Today's Camino nightly exits with no crash log, after it is idle for a minute or so. Very consistent. There are many logouts like this in console.log: 2006-05-17 16:00:26.570 Camino[3864] *** _NSAutoreleaseNoPool(): Object 0x6632b00 of class BrowserWindowController autoreleased with no pool in place - just leaking 2006-05-17 16:00:26.570 Camino[3864] *** _NSAutoreleaseNoPool(): Object 0x665cc60 of class TopLevelWindowData autoreleased with no pool in place - just leaking 2006-05-17 16:00:26.570 Camino[3864] *** _NSAutoreleaseNoPool(): Object 0x6656160 of class NSCFString autoreleased with no pool in place - just leaking

Mark Knopper

Comment 21

•

18 years ago

Attached file Messages in console log when Camino exits — Details

Attached is the complete list of messages in console.log that appear when Camino exits.

Mark Mentovai

Comment 22

•

18 years ago

One bug per bug report, please!

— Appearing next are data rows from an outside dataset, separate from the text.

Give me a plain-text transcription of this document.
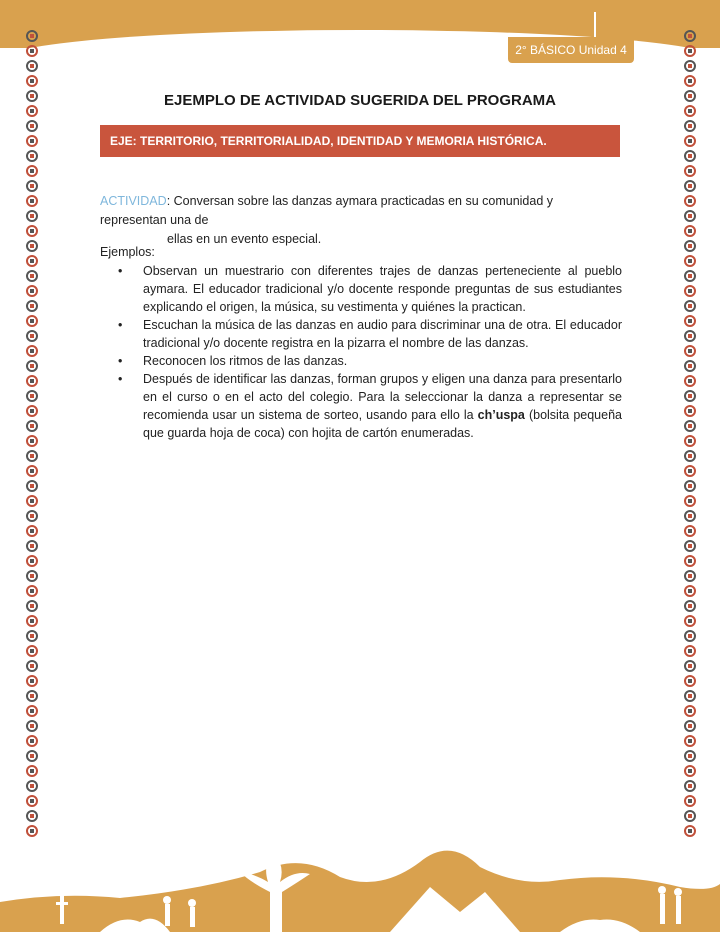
2° BÁSICO Unidad 4
EJEMPLO DE ACTIVIDAD SUGERIDA DEL PROGRAMA
EJE: TERRITORIO, TERRITORIALIDAD, IDENTIDAD Y MEMORIA HISTÓRICA.
ACTIVIDAD: Conversan sobre las danzas aymara practicadas en su comunidad y representan una de
ellas en un evento especial.
Ejemplos:
• Observan un muestrario con diferentes trajes de danzas perteneciente al pueblo aymara. El educador tradicional y/o docente responde preguntas de sus estudiantes explicando el origen, la música, su vestimenta y quiénes la practican.
• Escuchan la música de las danzas en audio para discriminar una de otra. El educador tradicional y/o docente registra en la pizarra el nombre de las danzas.
• Reconocen los ritmos de las danzas.
• Después de identificar las danzas, forman grupos y eligen una danza para presentarlo en el curso o en el acto del colegio. Para la seleccionar la danza a representar se recomienda usar un sistema de sorteo, usando para ello la ch’uspa (bolsita pequeña que guarda hoja de coca) con hojita de cartón enumeradas.
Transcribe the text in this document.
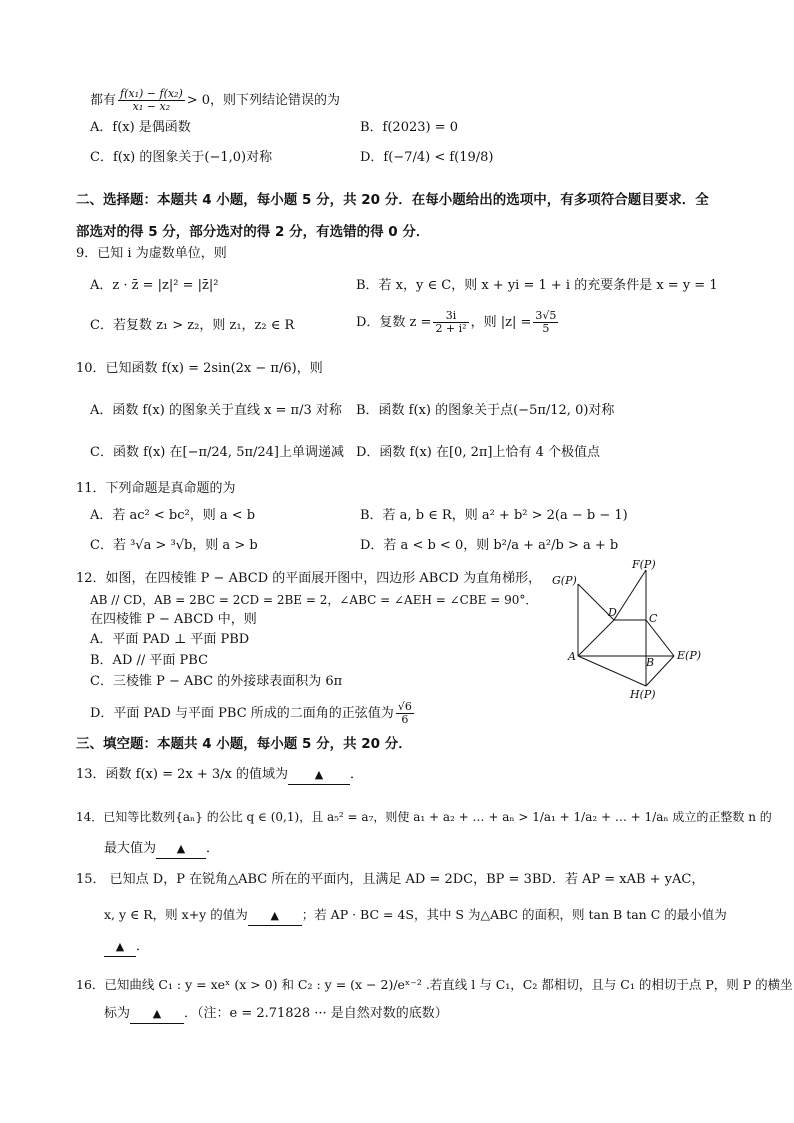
都有 $\frac{\text{f(x₁) − f(x₂)}}{\text{x₁ − x₂}} > 0$，则下列结论错误的为
A．f(x) 是偶函数	B．f(2023) = 0
C．f(x) 的图象关于(−1,0)对称	D．f(−7/4) < f(19/8)
二、选择题：本题共 4 小题，每小题 5 分，共 20 分．在每小题给出的选项中，有多项符合题目要求．全
部选对的得 5 分，部分选对的得 2 分，有选错的得 0 分．
9．已知 i 为虚数单位，则
A．z · z̄ = |z|² = |z̄|²	B．若 x，y ∈ C，则 x + yi = 1 + i 的充要条件是 x = y = 1
C．若复数 z₁ > z₂，则 z₁，z₂ ∈ R	D．复数 $z = \frac{3i}{\text{2 + i²}}$ ，则 $|z| = \frac{3√5}{5}$
10．已知函数 f(x) = 2sin(2x − π/6)，则
A．函数 f(x) 的图象关于直线 x = π/3 对称 B．函数 f(x) 的图象关于点(−5π/12, 0)对称
C．函数 f(x) 在[−π/24, 5π/24]上单调递减 D．函数 f(x) 在[0, 2π]上恰有 4 个极值点
11．下列命题是真命题的为
A．若 ac² < bc²，则 a < b	B．若 a, b ∈ R，则 a² + b² > 2(a − b − 1)
C．若 ³√a > ³√b，则 a > b	D．若 a < b < 0，则 b²/a + a²/b > a + b
12．如图，在四棱锥 P − ABCD 的平面展开图中，四边形 ABCD 为直角梯形，
AB // CD，AB = 2BC = 2CD = 2BE = 2，∠ABC = ∠AEH = ∠CBE = 90°．
在四棱锥 P − ABCD 中，则
A．平面 PAD ⊥ 平面 PBD
B．AD // 平面 PBC
C．三棱锥 P − ABC 的外接球表面积为 6π
D．平面 PAD 与平面 PBC 所成的二面角的正弦值为 $\frac{√6}{6}$
G(P)
F(P)
D	C
A	B
E(P)
H(P)
三、填空题：本题共 4 小题，每小题 5 分，共 20 分．
13．函数 f(x) = 2x + 3/x 的值域为 ▲ ．
14．已知等比数列{aₙ} 的公比 q ∈ (0,1)，且 a₅² = a₇，则使 a₁ + a₂ + … + aₙ > 1/a₁ + 1/a₂ + … + 1/aₙ 成立的正整数 n 的
最大值为 ▲ ．
15． 已知点 D，P 在锐角△ABC 所在的平面内，且满足 AD = 2DC，BP = 3BD．若 AP = xAB + yAC，
x, y ∈ R，则 x+y 的值为 ▲ ；若 AP · BC = 4S，其中 S 为△ABC 的面积，则 tan B tan C 的最小值为
▲ ．
16．已知曲线 C₁ : y = xeˣ (x > 0) 和 C₂ : y = (x − 2)/eˣ⁻² .若直线 l 与 C₁，C₂ 都相切，且与 C₁ 的相切于点 P，则 P 的横坐
标为 ▲ ．（注：e = 2.71828 ··· 是自然对数的底数）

This bug (comment 0) is fixed by the checkin of bug 326273. Comment 21 sounds like bug 338249.

Status: NEW → RESOLVED

Closed: 18 years ago

Resolution: --- → FIXED

Mark Mentovai

Comment 23

•

18 years ago

Sorry - fixed by checkin of bug 337824.

Depends on: 337824

Håkan Waara

Comment 24

•

18 years ago

I just experienced this again in my trunk build, after having used it without any problems for several hours.

Mark Mentovai

Comment 25

•

18 years ago

Maybe there are still occasional problems getting the browser to leave its blocking wait? Håkan, since you were running for several hours, I assume you were using my test "stop" patch from bug 338249?

Håkan Waara

Comment 26

•

18 years ago

(In reply to comment #25) > Maybe there are still occasional problems getting the browser to leave its > blocking wait? Håkan, since you were running for several hours, I assume you > were using my test "stop" patch from bug 338249? > Yeah, I think so.